On Sun, Apr 15, 2018 at 5:37 PM, Junio C Hamano <[email protected]> wrote:
> Elijah Newren <[email protected]> writes:
>
>> @@ -362,13 +363,17 @@ static int git_merge_trees(struct merge_options *o,
>> init_tree_desc_from_tree(t+2, merge);
>>
>> rc = unpack_trees(3, t, &o->unpack_opts);
>> + cache_tree_free(&active_cache_tree);
>> +
>> + o->orig_index = the_index;
>> + the_index = tmp_index;
>> +
>> /*
>> - * unpack_trees NULLifies src_index, but it's used in verify_uptodate,
>> - * so set to the new index which will usually have modification
>> - * timestamp info copied over.
>> + * src_index is used in verify_uptodate, but was NULLified in
>> + * unpack_trees, so we need to set it back to the original index.
>> */
>
> Was NULLified? I thought that the point of src/dst distinction
> Linus introduced long time ago at 34110cd4 ("Make 'unpack_trees()'
> have a separate source and destination index", 2008-03-06) was that
> we can then keep the source side of the traversal unmodified.
That comment is messed up; maybe I edited and re-edited the comment
multiple times and then didn't notice the big problems when
re-reading?
Anyway, I should move the comment a few lines up, and make the code
instead read:
/*
* Update the_index to match the new results, AFTER saving a copy
* in o->orig_index. Update src_index to point to the saved copy.
* (verify_uptodate() checks src_index, and the original index is
* the one that had the necessary modification timestamps.)
*/
o->orig_index = the_index;
the_index = tmp_index;
o->unpack_opts.src_index = &o->orig_index;
>> static int would_lose_untracked(const char *path)
>> {
>> - return !was_tracked(path) && file_exists(path);
>> + /*
>> + * This may look like it can be simplified to:
>> + * return !was_tracked(o, path) && file_exists(path)

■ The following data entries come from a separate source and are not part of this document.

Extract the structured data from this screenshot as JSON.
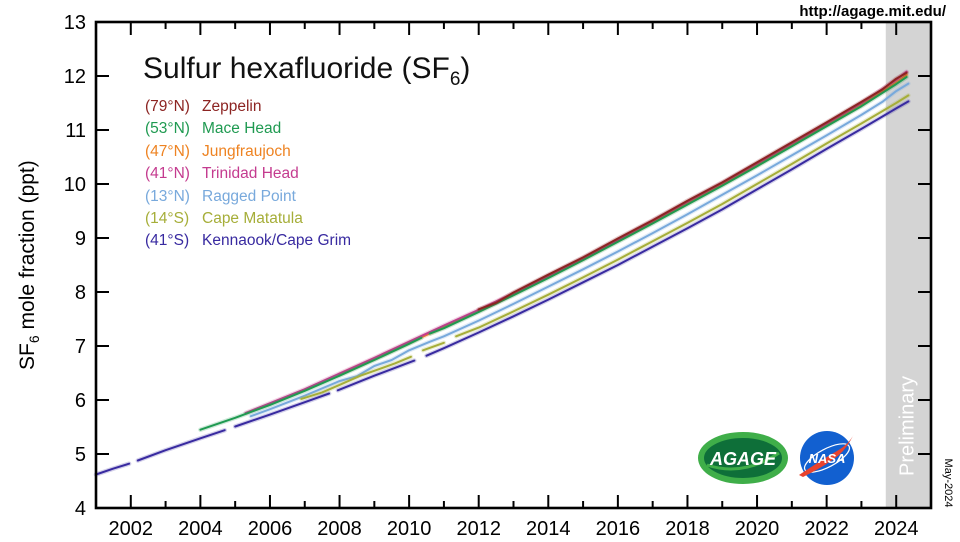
{
  "header": {
    "url": "http://agage.mit.edu/"
  },
  "title": {
    "main": "Sulfur hexafluoride (SF",
    "sub": "6",
    "close": ")"
  },
  "ylabel": {
    "pre": "SF",
    "sub": "6",
    "post": " mole fraction (ppt)"
  },
  "stamp": "May-2024",
  "logos": {
    "agage": "AGAGE",
    "nasa": "NASA",
    "agage_ring": "#3fae49",
    "agage_fill": "#0e6f39",
    "nasa_blue": "#1260d0",
    "nasa_red": "#e8432e"
  },
  "legend": {
    "items": [
      {
        "lat": "(79°N)",
        "name": "Zeppelin",
        "color": "#8c2422"
      },
      {
        "lat": "(53°N)",
        "name": "Mace Head",
        "color": "#1f9a51"
      },
      {
        "lat": "(47°N)",
        "name": "Jungfraujoch",
        "color": "#ee8322"
      },
      {
        "lat": "(41°N)",
        "name": "Trinidad Head",
        "color": "#c43b8f"
      },
      {
        "lat": "(13°N)",
        "name": "Ragged Point",
        "color": "#78a9dc"
      },
      {
        "lat": "(14°S)",
        "name": "Cape Matatula",
        "color": "#a6ae39"
      },
      {
        "lat": "(41°S)",
        "name": "Kennaook/Cape Grim",
        "color": "#382aa0"
      }
    ]
  },
  "chart_data": {
    "type": "line",
    "title": "Sulfur hexafluoride (SF6)",
    "xlabel": "",
    "ylabel": "SF6 mole fraction (ppt)",
    "xlim": [
      2001,
      2025
    ],
    "ylim": [
      4,
      13
    ],
    "grid": false,
    "legend_position": "top-left",
    "xticks_major": [
      2002,
      2004,
      2006,
      2008,
      2010,
      2012,
      2014,
      2016,
      2018,
      2020,
      2022,
      2024
    ],
    "xticks_minor": [
      2003,
      2005,
      2007,
      2009,
      2011,
      2013,
      2015,
      2017,
      2019,
      2021,
      2023
    ],
    "yticks": [
      4,
      5,
      6,
      7,
      8,
      9,
      10,
      11,
      12,
      13
    ],
    "preliminary": {
      "label": "Preliminary",
      "start": 2023.7,
      "end": 2025,
      "color": "#d4d4d4",
      "text_color": "#ffffff"
    },
    "series": [
      {
        "name": "Ragged Point",
        "lat": "(13°N)",
        "color": "#78a9dc",
        "segments": [
          [
            [
              2005.45,
              5.7
            ],
            [
              2006,
              5.83
            ],
            [
              2007,
              6.08
            ],
            [
              2008,
              6.35
            ],
            [
              2008.5,
              6.44
            ],
            [
              2009,
              6.63
            ],
            [
              2009.5,
              6.74
            ],
            [
              2010,
              6.92
            ],
            [
              2010.6,
              7.08
            ],
            [
              2011,
              7.18
            ],
            [
              2012,
              7.47
            ],
            [
              2013,
              7.78
            ],
            [
              2014,
              8.1
            ],
            [
              2015,
              8.42
            ],
            [
              2016,
              8.75
            ],
            [
              2017,
              9.09
            ],
            [
              2018,
              9.44
            ],
            [
              2019,
              9.8
            ],
            [
              2020,
              10.16
            ],
            [
              2021,
              10.53
            ],
            [
              2022,
              10.9
            ],
            [
              2023,
              11.28
            ],
            [
              2023.6,
              11.52
            ],
            [
              2024,
              11.72
            ],
            [
              2024.35,
              11.86
            ]
          ]
        ]
      },
      {
        "name": "Cape Matatula",
        "lat": "(14°S)",
        "color": "#a6ae39",
        "segments": [
          [
            [
              2006.9,
              6.02
            ],
            [
              2007.5,
              6.14
            ],
            [
              2008,
              6.28
            ],
            [
              2008.6,
              6.45
            ],
            [
              2009,
              6.54
            ],
            [
              2009.6,
              6.68
            ],
            [
              2010.05,
              6.8
            ]
          ],
          [
            [
              2010.4,
              6.92
            ],
            [
              2011.0,
              7.06
            ]
          ],
          [
            [
              2011.35,
              7.18
            ],
            [
              2012,
              7.34
            ],
            [
              2013,
              7.64
            ],
            [
              2014,
              7.95
            ],
            [
              2015,
              8.27
            ],
            [
              2016,
              8.6
            ],
            [
              2017,
              8.94
            ],
            [
              2018,
              9.28
            ],
            [
              2019,
              9.63
            ],
            [
              2020,
              10.0
            ],
            [
              2021,
              10.37
            ],
            [
              2022,
              10.75
            ],
            [
              2023,
              11.12
            ],
            [
              2024,
              11.5
            ],
            [
              2024.35,
              11.64
            ]
          ]
        ]
      },
      {
        "name": "Kennaook/Cape Grim",
        "lat": "(41°S)",
        "color": "#382aa0",
        "segments": [
          [
            [
              2001.0,
              4.62
            ],
            [
              2001.5,
              4.73
            ],
            [
              2001.95,
              4.82
            ]
          ],
          [
            [
              2002.2,
              4.88
            ],
            [
              2003,
              5.07
            ],
            [
              2004,
              5.29
            ],
            [
              2004.7,
              5.44
            ]
          ],
          [
            [
              2005.0,
              5.51
            ],
            [
              2006,
              5.73
            ],
            [
              2007,
              5.96
            ],
            [
              2007.7,
              6.12
            ]
          ],
          [
            [
              2007.95,
              6.18
            ],
            [
              2009,
              6.45
            ],
            [
              2010.15,
              6.73
            ]
          ],
          [
            [
              2010.5,
              6.82
            ],
            [
              2011,
              6.96
            ],
            [
              2012,
              7.25
            ],
            [
              2013,
              7.55
            ],
            [
              2014,
              7.86
            ],
            [
              2015,
              8.18
            ],
            [
              2016,
              8.5
            ],
            [
              2017,
              8.84
            ],
            [
              2018,
              9.18
            ],
            [
              2019,
              9.53
            ],
            [
              2020,
              9.9
            ],
            [
              2021,
              10.27
            ],
            [
              2022,
              10.65
            ],
            [
              2023,
              11.02
            ],
            [
              2024,
              11.4
            ],
            [
              2024.35,
              11.53
            ]
          ]
        ]
      },
      {
        "name": "Jungfraujoch",
        "lat": "(47°N)",
        "color": "#ee8322",
        "segments": [
          [
            [
              2008,
              6.47
            ],
            [
              2009,
              6.76
            ],
            [
              2010,
              7.06
            ],
            [
              2011,
              7.35
            ],
            [
              2012,
              7.65
            ],
            [
              2013,
              7.96
            ],
            [
              2014,
              8.28
            ],
            [
              2015,
              8.61
            ],
            [
              2016,
              8.95
            ],
            [
              2017,
              9.29
            ],
            [
              2018,
              9.64
            ],
            [
              2019,
              9.99
            ],
            [
              2020,
              10.35
            ],
            [
              2021,
              10.72
            ],
            [
              2022,
              11.09
            ],
            [
              2023,
              11.46
            ],
            [
              2024,
              11.88
            ],
            [
              2024.3,
              12.02
            ]
          ]
        ]
      },
      {
        "name": "Trinidad Head",
        "lat": "(41°N)",
        "color": "#c43b8f",
        "segments": [
          [
            [
              2005.3,
              5.76
            ],
            [
              2006,
              5.94
            ],
            [
              2007,
              6.2
            ],
            [
              2008,
              6.49
            ],
            [
              2009,
              6.78
            ],
            [
              2010,
              7.08
            ],
            [
              2011,
              7.38
            ],
            [
              2012,
              7.67
            ],
            [
              2013,
              7.98
            ],
            [
              2014,
              8.3
            ],
            [
              2015,
              8.63
            ],
            [
              2016,
              8.97
            ],
            [
              2017,
              9.32
            ],
            [
              2018,
              9.67
            ],
            [
              2019,
              10.02
            ],
            [
              2020,
              10.38
            ],
            [
              2021,
              10.75
            ],
            [
              2022,
              11.12
            ],
            [
              2023,
              11.5
            ],
            [
              2024,
              11.93
            ],
            [
              2024.3,
              12.08
            ]
          ]
        ]
      },
      {
        "name": "Mace Head",
        "lat": "(53°N)",
        "color": "#1f9a51",
        "segments": [
          [
            [
              2004,
              5.45
            ],
            [
              2005,
              5.67
            ],
            [
              2006,
              5.91
            ],
            [
              2007,
              6.17
            ],
            [
              2008,
              6.45
            ],
            [
              2009,
              6.74
            ],
            [
              2010,
              7.04
            ],
            [
              2010.35,
              7.15
            ]
          ],
          [
            [
              2010.6,
              7.23
            ],
            [
              2011,
              7.33
            ],
            [
              2012,
              7.63
            ],
            [
              2013,
              7.94
            ],
            [
              2014,
              8.26
            ],
            [
              2015,
              8.59
            ],
            [
              2016,
              8.93
            ],
            [
              2017,
              9.27
            ],
            [
              2018,
              9.62
            ],
            [
              2019,
              9.97
            ],
            [
              2020,
              10.33
            ],
            [
              2021,
              10.7
            ],
            [
              2022,
              11.07
            ],
            [
              2023,
              11.44
            ],
            [
              2024,
              11.85
            ],
            [
              2024.3,
              11.98
            ]
          ]
        ]
      },
      {
        "name": "Zeppelin",
        "lat": "(79°N)",
        "color": "#8c2422",
        "segments": [
          [
            [
              2012,
              7.68
            ],
            [
              2012.5,
              7.8
            ],
            [
              2013,
              7.99
            ],
            [
              2014,
              8.32
            ],
            [
              2015,
              8.64
            ],
            [
              2016,
              8.99
            ],
            [
              2017,
              9.33
            ],
            [
              2018,
              9.69
            ],
            [
              2019,
              10.03
            ],
            [
              2020,
              10.4
            ],
            [
              2021,
              10.77
            ],
            [
              2022,
              11.14
            ],
            [
              2023,
              11.52
            ],
            [
              2023.6,
              11.75
            ],
            [
              2024,
              11.95
            ],
            [
              2024.3,
              12.06
            ]
          ]
        ]
      }
    ]
  }
}
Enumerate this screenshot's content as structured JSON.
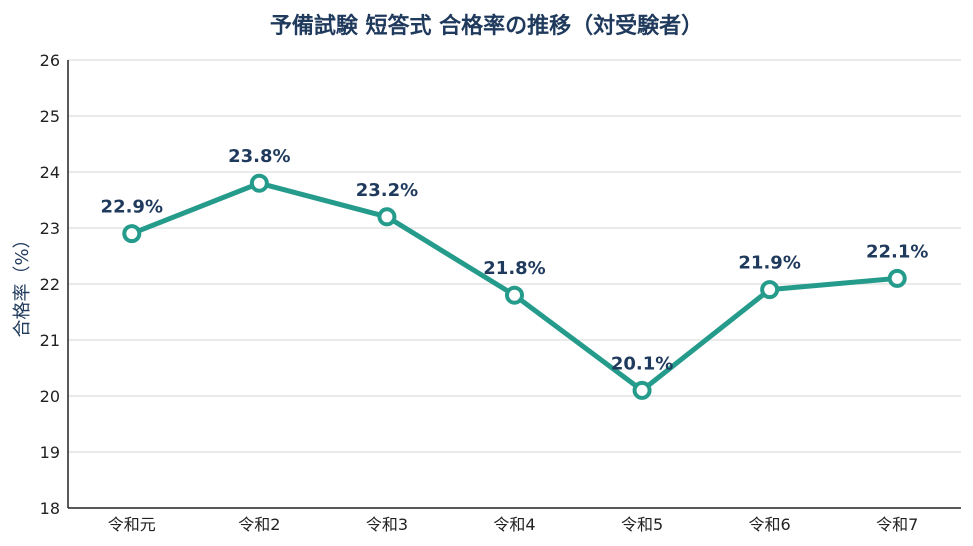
{
  "chart_data": {
    "type": "line",
    "title": "予備試験 短答式 合格率の推移（対受験者）",
    "xlabel": "",
    "ylabel": "合格率（%）",
    "categories": [
      "令和元",
      "令和2",
      "令和3",
      "令和4",
      "令和5",
      "令和6",
      "令和7"
    ],
    "series": [
      {
        "values": [
          22.9,
          23.8,
          23.2,
          21.8,
          20.1,
          21.9,
          22.1
        ],
        "labels": [
          "22.9%",
          "23.8%",
          "23.2%",
          "21.8%",
          "20.1%",
          "21.9%",
          "22.1%"
        ]
      }
    ],
    "yticks": [
      "18",
      "19",
      "20",
      "21",
      "22",
      "23",
      "24",
      "25",
      "26"
    ],
    "ylim": [
      18,
      26
    ],
    "grid": true,
    "legend": "none",
    "colors": {
      "line": "#259b8b",
      "title": "#1f3a5c",
      "label": "#1f3a5c",
      "grid": "#dddddd",
      "axis": "#222222"
    }
  }
}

>> + * but it can't. This function needs to know whether path was
>> + * in the working tree due to EITHER having been tracked in the
>> + * index before the merge OR having been put into the working copy
>> + * and index by unpack_trees(). Due to that either-or requirement,
>> + * we check the current index instead of the original one.
>> + */
>
> If this path was created by merge-recursive, not by unpack_trees(),
> what does this function want to say? Say, we are looking at path P,
> the other branch we are merging moved some other path Q to P (while
> our side modified contents at path Q). Then path P we are looking
> at has contents of Q at the merge base at stage #1, the contents of
> Q from our HEAD at stage #2 and the contents of P from the other
> branch at stage #3. The code below says "path P is OK, we won't
> lose it" in such a case, but it is unclear if the above comment
> wants to also cover that case.
Oh, boy, here be dragons...
The comment as-is actually does cover your example case with Q and P:
unpack_trees(), which is unaware of renames, will see that P only
exists on one side of history and thus load it into the index at stage
0 rather than stage 3.
But your general comment about whether something else in
merge-recursive could create a path in the current index after
unpack_trees() is interesting...it touches on a pitfall that has bit
me multiple times. There is a required ordering in merge-recursive.c
that for any given path, the working directory must be updated before
the index is -- otherwise, would_lose_untracked() will return faulty
information. update_file_flags() has this ordering builtin,
update_stages() has a big obnoxious comment at the beginning about how
it should not be called until after update_file() is,
apply_directory_rename_modifications() has a big comment about this
~80% of the way through the function (look for
"would_lose_untracked"), and conflict_rename_rename_2to1() has a big
obnoxious comment near the end painstakingly pointing out that some
code that feels like it would make more sense being combined with a
previous function cannot be due to the
update-working-directory-before-index requirement.
I should probably add to this comment something about this annoying
(and error-prone) ordering restriction, since this function is the
source of those particular pains. Your suggested ideal-world rewrite
(run unpack_trees() with unpack_opts.index_only=1, do merge in memory,
then update working tree), would make this whole problem go away.